Indian IT body Nasscom has said the recent work visa-related changes announced by the US will have "potentially serious adverse consequences" on the American economy as it will make it more difficult for companies to employ skilled foreign nationals to fill critical skills gaps in the US. One of the changes, which come into effect on September 11, allows US Citizenship and Immigration Services (USCIS) adjudicators full discretion to deny applications, petitions, and requests without first issuing a Request for Evidence (RFE) or Notice of Intent to Deny (NOID).
 
People should have rights over their data; firms mere custodians: Trai  

Trai has said firms collecting user data don't have a right over it and emphasised that consumers' consent should be mandatory and they should also be given the 'Right to be Forgotten'. Terming the existing data protection framework as inadequate, the Telecom Regulatory Authority of India (Trai) recommended to DoT that companies should not use meta-data to identify users and should disclose any data breaches. It said entities controlling and processing user data are "mere custodians" and all of them should be brought under a data protection framework.
 
Jaypee ready to sell cement business to refund homebuyers

Jaiprakash Associates Limited (JAL) pleaded before the Supreme Court on Monday that the company would deposit another Rs 600 crore to refund homebuyers if it was allowed to dispose of its identified assets, which included a cement plant at Rewa in Madhya Pradesh. Senior advocate Fali S Nariman, counsel for JAL, informed a bench headed by Chief Justice Dipak Misra that the Noida-based real estate company has already deposited Rs 750 crore with the Supreme Court's registry and it would pay another Rs 600 crore in seven instalments for paying the principal amount to the homebuyers.

ICICI Bank decides to postpone AGM by a month

 
ICICI Bank has decided to postpone its annual general meeting (AGM) by a month amidst independent enquiry on alleged cases of impropriety against the bank's CEO Chanda Kochhar.
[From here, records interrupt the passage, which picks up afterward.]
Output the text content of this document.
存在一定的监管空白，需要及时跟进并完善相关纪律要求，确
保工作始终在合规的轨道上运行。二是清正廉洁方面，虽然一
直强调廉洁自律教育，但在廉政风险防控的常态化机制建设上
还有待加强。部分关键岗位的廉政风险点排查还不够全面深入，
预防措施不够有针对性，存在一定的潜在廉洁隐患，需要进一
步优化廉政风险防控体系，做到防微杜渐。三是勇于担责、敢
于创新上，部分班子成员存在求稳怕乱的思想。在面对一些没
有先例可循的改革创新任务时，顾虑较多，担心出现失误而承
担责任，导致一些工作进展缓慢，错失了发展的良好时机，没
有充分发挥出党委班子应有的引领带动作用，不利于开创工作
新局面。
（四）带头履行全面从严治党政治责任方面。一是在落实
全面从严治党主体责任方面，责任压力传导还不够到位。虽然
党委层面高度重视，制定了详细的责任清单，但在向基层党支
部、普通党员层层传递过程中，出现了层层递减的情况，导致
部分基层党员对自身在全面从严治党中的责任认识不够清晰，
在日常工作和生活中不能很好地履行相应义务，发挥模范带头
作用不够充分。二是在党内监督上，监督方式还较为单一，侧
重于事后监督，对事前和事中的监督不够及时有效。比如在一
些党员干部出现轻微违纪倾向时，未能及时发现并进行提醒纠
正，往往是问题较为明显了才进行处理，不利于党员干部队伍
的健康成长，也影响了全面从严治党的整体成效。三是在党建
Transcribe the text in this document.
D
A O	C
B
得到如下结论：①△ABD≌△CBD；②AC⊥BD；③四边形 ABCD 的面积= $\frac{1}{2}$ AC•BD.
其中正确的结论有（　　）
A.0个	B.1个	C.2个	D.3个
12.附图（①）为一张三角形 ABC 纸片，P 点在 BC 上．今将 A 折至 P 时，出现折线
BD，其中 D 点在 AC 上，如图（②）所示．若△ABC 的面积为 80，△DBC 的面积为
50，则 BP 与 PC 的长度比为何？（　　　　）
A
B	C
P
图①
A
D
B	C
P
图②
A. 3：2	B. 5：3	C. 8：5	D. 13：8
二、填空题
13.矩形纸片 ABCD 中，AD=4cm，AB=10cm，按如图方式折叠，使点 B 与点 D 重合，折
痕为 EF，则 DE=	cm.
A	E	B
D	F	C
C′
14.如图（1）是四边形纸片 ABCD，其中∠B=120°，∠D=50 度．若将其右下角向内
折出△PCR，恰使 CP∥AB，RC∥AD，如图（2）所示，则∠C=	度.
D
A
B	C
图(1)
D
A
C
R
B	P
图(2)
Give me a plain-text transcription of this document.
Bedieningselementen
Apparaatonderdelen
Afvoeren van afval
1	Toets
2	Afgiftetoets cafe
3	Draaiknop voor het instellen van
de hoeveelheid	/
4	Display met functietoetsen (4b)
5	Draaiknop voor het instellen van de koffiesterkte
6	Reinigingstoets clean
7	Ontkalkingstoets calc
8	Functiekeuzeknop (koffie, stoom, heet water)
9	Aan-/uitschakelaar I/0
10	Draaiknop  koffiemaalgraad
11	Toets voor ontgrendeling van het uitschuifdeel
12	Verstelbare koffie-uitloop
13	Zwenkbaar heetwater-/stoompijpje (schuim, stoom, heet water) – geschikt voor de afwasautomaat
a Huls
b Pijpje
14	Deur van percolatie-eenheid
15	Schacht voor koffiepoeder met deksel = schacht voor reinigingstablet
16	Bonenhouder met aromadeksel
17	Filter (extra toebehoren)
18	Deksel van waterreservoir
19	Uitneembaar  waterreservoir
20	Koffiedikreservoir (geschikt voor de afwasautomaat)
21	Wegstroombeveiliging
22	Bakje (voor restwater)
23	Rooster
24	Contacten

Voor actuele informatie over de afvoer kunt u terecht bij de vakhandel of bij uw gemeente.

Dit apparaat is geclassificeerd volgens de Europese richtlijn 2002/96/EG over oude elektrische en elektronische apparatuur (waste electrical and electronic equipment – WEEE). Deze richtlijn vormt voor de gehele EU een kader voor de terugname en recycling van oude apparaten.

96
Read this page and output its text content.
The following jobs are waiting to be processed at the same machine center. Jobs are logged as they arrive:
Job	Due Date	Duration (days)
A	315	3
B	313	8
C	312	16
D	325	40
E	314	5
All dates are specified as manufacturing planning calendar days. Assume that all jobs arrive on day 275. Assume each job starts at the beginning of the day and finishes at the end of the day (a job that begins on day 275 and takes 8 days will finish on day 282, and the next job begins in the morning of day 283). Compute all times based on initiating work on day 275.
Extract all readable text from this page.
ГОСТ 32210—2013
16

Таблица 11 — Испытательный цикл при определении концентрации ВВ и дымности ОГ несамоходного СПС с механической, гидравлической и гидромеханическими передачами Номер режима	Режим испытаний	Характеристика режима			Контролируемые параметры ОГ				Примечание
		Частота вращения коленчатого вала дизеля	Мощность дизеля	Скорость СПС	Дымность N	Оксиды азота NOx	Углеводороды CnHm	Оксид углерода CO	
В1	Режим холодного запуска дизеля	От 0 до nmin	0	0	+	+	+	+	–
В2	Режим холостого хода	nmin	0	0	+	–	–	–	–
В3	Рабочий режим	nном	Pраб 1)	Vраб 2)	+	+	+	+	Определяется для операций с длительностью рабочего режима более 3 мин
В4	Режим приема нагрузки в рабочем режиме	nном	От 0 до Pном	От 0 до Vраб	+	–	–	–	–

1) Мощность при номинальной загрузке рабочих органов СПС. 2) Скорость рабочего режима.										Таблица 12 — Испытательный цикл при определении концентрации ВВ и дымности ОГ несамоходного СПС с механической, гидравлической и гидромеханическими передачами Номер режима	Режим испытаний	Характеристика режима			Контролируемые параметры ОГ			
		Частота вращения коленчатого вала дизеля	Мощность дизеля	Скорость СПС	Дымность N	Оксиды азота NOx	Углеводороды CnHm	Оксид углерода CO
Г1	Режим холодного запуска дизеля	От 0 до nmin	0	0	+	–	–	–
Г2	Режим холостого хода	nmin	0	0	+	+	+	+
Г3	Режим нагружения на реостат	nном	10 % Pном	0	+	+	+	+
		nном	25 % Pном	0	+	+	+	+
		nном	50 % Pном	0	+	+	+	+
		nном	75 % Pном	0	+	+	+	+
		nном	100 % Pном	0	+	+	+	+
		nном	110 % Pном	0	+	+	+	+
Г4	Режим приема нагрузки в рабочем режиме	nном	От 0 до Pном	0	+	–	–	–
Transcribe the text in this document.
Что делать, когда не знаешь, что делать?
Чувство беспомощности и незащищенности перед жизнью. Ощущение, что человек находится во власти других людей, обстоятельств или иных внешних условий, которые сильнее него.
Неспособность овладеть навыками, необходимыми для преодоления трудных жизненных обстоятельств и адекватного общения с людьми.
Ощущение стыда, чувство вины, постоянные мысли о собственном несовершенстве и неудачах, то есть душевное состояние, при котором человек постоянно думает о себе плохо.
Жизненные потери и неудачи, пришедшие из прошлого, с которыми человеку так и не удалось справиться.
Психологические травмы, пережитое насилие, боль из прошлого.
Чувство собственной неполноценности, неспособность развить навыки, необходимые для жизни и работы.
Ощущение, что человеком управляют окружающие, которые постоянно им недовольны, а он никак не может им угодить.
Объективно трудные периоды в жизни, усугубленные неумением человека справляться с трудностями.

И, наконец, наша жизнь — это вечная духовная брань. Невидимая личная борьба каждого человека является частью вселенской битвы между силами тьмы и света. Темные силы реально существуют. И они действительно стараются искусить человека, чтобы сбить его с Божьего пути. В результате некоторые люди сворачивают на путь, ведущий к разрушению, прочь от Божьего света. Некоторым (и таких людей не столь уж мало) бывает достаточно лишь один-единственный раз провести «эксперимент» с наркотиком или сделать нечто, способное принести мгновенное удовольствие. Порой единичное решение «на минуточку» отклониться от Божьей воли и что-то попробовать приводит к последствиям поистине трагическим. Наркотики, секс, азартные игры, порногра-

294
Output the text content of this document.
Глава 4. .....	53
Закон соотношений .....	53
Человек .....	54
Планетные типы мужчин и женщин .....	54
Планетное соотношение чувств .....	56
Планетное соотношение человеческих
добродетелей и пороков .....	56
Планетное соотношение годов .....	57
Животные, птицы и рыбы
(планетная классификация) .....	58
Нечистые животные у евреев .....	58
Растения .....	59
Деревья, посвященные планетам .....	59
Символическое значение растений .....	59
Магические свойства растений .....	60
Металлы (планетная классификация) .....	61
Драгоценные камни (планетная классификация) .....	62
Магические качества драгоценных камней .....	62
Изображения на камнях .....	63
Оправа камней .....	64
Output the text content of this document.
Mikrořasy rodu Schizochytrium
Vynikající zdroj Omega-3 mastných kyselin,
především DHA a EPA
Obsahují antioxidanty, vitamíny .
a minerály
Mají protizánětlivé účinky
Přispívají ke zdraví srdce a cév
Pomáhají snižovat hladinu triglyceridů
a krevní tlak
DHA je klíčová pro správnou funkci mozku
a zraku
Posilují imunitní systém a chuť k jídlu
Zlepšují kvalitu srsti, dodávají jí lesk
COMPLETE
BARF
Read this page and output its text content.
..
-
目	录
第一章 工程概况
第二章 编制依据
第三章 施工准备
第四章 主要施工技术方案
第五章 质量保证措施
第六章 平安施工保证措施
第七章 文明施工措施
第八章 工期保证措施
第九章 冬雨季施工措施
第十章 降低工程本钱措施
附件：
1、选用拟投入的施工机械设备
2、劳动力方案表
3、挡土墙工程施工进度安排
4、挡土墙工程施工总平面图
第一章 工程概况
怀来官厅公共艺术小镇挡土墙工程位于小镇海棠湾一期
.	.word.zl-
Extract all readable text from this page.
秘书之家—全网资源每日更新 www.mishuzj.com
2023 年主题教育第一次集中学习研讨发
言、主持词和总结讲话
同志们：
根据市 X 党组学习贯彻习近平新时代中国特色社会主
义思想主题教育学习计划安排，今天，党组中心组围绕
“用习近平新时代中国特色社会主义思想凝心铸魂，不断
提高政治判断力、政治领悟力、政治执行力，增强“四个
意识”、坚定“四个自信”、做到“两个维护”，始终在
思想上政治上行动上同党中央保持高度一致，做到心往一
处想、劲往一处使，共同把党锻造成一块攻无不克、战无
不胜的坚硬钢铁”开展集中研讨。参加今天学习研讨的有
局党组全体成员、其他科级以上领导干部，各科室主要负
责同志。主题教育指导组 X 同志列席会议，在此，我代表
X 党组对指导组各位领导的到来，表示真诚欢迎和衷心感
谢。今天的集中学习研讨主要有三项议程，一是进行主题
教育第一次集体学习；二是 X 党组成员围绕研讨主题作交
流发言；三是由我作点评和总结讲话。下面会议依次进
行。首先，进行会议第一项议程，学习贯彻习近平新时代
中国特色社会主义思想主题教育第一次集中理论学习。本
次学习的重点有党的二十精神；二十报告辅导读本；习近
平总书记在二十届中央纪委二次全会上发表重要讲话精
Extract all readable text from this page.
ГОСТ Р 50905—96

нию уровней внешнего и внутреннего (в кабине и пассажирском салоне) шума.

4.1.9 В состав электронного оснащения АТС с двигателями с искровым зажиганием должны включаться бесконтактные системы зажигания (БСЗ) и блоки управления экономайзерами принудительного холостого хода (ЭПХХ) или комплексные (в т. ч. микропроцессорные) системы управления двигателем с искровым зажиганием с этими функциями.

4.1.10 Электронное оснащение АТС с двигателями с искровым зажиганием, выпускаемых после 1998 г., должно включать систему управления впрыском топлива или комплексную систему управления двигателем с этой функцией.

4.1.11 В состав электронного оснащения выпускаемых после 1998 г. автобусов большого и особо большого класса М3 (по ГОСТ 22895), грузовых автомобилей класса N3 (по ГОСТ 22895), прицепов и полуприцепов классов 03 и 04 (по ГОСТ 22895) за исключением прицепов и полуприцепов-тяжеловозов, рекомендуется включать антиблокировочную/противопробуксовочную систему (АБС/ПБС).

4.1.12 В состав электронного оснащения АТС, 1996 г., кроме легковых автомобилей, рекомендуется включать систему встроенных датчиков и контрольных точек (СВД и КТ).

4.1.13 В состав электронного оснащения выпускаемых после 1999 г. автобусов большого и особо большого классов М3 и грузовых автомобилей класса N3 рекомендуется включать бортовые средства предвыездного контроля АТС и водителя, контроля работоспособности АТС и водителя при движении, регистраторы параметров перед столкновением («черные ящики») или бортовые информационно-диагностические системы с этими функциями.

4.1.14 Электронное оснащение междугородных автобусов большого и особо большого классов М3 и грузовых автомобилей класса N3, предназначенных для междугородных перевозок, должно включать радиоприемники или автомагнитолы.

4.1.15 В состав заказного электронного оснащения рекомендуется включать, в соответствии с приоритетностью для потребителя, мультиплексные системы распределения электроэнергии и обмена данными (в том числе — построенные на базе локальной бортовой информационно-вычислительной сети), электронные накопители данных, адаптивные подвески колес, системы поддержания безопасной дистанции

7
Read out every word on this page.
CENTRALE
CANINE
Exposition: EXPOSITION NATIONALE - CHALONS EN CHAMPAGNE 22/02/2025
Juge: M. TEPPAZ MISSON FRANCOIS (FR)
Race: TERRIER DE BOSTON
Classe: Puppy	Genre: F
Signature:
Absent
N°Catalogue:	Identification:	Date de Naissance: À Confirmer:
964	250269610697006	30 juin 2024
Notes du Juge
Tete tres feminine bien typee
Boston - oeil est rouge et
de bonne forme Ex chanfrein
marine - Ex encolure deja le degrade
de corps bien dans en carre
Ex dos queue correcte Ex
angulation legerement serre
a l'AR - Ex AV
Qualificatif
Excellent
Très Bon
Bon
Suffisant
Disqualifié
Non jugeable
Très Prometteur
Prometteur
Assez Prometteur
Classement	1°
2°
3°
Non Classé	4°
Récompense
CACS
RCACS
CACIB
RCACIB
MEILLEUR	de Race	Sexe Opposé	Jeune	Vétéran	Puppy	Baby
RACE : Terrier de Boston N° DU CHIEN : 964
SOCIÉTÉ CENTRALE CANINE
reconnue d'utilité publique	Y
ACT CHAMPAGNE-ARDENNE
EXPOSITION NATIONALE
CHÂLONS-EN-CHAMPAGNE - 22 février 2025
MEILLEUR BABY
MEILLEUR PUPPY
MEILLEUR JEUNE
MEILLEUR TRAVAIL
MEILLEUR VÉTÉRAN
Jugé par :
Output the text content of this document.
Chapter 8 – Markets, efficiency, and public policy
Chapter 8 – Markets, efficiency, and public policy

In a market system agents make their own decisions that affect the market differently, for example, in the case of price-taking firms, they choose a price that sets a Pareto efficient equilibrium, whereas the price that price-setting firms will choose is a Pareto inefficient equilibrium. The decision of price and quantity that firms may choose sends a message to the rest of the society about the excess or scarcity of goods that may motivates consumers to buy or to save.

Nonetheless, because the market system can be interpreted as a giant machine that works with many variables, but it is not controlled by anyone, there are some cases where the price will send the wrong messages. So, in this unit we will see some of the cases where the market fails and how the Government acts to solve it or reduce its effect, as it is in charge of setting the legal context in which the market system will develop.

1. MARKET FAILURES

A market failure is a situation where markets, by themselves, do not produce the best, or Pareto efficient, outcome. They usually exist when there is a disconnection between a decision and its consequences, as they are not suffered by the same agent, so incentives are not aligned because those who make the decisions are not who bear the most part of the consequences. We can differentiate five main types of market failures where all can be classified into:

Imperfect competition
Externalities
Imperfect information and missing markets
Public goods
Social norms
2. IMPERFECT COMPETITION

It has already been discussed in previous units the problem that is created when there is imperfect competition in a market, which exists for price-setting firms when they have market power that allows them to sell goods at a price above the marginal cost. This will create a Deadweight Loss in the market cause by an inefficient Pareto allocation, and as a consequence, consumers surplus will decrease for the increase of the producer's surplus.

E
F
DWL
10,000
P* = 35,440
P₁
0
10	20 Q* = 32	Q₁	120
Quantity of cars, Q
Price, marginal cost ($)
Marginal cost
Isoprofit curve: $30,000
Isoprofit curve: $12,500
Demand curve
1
The meeting has been rescheduled to September 12. Meanwhile, Kochhar has gone on leave till the completion of an external enquiry into alleged conflict of interest in extending loans to some corporates like Videocon. Kochhar and her family members are facing allegations of quid pro quo and conflict of interest with respect to a loan extended to certain entities, including the Videocon group. Multiple agencies, including the CBI and regulator Sebi, are already probing the alleged lapses involving Kochhar and her family members.
 
SBI tells its 70,000 employees to return 'compensation' paid for working overtime during note ban

More than 70,000 employees of associate banks of the State Bank of India are angry. Banking staff worked overtime post-demonetisation to meet the demands of long queues of people waiting to exchange old notes with the new ones. The bank staff had been promised "overtime compensation" by the employer banks for the "extra hours" they worked post-demonetisation. The 70,000 officers and employees of banks like State Bank of Patiala, State Bank of Hyderabad, State Bank of Mysore, State Bank of Travancore and State Bank of Bikaner & Jaipur - these all merged with the SBI on April 1, 2017 - got the compensation but now they are being asked to "return the compensation for extra work".
 
IMF warns of rising risks to global growth amid trade tensions  

The global economy is still expected to grow at a solid pace this year, but worsening trade confrontations pose serious risks to the outlook, the International Monetary Fund has said. The IMF's updated World Economic Outlook (WEO) forecast global growth of 3.9 per cent this year and next, despite sharp downgrades to estimates for Germany, France and Japan. The US economy is still seen growing by 2.9 per cent this year, and the estimate for China remains 6.6 per cent, with little impact expected near term from the tariffs on tens of billions of dollars in exports the countries have imposed on each other so far.